Another risk Dua says is graft-versus-host disease (GVHD). He explains that this reaction occurs when the immune cells of the donor sense that cells of the patient are different and attack them.
“This can be a serious side-effect of transplant,” he says, adding that GVHD occurs in up to 10 per cent of patients who undergo matched related types of transplants, and that incidence can be higher in transplants using other donors.
Dua notes that this condition can be acute (occurring less than 100 days after the transplant) or chronic (occurring more than 100 days after transplant). It may cause damage to the skin, liver and the intestinal tract of the patient.
In order to prevent this, Muga says drugs are given to prevent or limit GVHD. These drugs increase the patient’s risk of infection. However, GVHD that does not respond to treatment can lead to organ damage or even death.

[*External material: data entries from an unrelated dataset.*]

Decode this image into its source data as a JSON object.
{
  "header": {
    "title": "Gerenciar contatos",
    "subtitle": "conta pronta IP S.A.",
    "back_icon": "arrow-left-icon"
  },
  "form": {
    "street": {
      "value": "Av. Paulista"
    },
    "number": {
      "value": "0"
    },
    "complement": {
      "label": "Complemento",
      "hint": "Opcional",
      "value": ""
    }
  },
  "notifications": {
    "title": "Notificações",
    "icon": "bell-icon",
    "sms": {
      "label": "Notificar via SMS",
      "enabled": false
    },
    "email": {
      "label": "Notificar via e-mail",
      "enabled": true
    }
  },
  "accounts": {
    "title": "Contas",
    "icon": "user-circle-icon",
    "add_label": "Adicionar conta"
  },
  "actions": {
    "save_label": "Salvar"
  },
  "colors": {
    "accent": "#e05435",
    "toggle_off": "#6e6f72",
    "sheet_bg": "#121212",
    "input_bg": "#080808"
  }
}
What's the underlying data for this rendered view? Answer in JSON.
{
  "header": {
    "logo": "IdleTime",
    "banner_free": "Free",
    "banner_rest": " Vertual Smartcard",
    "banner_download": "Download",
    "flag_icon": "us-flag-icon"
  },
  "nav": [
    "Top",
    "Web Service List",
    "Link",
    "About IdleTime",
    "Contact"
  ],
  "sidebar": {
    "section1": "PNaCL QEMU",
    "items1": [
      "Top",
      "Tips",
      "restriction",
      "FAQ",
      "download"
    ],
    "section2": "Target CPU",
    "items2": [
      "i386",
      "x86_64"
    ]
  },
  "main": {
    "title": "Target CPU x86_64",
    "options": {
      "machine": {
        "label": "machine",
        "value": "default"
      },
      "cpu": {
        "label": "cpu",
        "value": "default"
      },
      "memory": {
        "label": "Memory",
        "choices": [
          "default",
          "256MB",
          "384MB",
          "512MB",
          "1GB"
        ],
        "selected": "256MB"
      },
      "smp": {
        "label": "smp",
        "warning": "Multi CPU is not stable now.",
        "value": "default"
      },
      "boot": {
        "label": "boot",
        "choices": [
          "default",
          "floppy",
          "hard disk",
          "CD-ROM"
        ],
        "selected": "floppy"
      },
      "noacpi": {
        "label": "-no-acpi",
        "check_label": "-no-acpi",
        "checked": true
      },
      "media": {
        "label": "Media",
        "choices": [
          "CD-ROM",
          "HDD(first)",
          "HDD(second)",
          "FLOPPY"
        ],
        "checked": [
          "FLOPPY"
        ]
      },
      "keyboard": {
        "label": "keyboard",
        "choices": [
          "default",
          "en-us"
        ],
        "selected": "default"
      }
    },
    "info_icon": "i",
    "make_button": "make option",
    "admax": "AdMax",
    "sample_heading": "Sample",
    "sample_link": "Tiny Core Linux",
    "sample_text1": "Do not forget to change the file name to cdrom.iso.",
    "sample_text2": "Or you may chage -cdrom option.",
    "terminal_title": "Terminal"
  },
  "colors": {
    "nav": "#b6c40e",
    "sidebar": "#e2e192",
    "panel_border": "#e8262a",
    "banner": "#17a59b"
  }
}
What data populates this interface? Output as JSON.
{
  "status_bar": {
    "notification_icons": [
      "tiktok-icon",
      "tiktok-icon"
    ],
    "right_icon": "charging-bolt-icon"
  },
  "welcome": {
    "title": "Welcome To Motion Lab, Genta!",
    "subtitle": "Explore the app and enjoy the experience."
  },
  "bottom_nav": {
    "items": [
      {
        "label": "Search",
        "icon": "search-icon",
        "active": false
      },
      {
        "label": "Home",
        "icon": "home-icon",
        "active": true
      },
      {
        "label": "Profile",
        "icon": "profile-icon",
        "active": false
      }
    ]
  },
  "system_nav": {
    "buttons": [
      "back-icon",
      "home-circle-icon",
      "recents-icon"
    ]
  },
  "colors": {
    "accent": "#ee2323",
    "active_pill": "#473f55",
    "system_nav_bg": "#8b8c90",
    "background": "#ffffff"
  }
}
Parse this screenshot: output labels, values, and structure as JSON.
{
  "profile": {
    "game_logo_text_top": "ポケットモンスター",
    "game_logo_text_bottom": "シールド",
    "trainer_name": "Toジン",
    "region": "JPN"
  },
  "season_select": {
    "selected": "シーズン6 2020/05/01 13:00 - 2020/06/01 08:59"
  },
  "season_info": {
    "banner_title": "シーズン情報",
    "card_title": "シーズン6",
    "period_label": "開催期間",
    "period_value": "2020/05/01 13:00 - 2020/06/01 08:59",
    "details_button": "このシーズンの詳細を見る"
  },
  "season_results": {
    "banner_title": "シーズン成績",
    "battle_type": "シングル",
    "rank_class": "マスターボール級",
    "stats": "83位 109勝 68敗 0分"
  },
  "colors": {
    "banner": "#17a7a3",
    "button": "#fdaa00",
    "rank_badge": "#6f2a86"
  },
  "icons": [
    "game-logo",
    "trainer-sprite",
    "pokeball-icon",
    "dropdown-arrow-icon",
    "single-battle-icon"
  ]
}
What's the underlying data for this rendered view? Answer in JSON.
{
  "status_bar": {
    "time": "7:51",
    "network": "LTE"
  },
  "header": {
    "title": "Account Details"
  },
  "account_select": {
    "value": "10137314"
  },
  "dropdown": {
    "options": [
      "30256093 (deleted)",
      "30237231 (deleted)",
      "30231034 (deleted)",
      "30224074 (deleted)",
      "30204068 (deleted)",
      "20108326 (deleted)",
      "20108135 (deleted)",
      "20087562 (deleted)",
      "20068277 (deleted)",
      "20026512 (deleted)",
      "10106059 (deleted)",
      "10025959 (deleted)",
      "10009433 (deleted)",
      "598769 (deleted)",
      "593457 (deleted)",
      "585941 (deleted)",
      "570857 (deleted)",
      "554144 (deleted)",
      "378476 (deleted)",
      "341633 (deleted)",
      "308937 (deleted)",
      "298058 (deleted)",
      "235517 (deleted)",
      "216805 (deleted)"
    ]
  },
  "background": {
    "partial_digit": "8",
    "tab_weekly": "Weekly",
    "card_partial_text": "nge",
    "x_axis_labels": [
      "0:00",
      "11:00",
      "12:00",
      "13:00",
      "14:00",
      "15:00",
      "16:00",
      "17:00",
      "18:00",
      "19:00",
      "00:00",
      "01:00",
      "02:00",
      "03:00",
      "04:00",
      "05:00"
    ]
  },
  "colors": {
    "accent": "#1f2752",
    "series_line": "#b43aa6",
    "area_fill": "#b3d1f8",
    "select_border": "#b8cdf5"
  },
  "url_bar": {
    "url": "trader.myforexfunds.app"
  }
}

Nutrition problem is another risk. Dua says the stomach and intestines are sensitive to chemotherapy. “Nausea, vomiting, mouth sores, diarrhoea, and loss of appetite may occur. Typically, food must be given through the veins until patients are able to eat,” he says.
Graft failure is also another risk associated with bone marrow transplant, and according to Muga, there is about a 10 per cent risk that the new bone marrow from a matched family member will fail to work.
Dua says the chance of graft failure is higher with other types of donors. This means that the patient will not be able to make any white blood cells, red blood cells, or platelets.
“Typically, the transplant would need to be repeated. If there are no more donor cells, stem cells collected from the patient before the transplant can be given back to the patient. This restores the patient’s original bone marrow, which means the sickle cell disease comes back,” he adds.
Further, Dua also points out that infertility is a risk associated to the transplant procedure. “Most patients who receive a transplant will not be able to have their own children in the future. This is one possible side effect of drugs used while preparing for the transplant; however, there have been patients who were able to conceive children after having a transplant,” he says.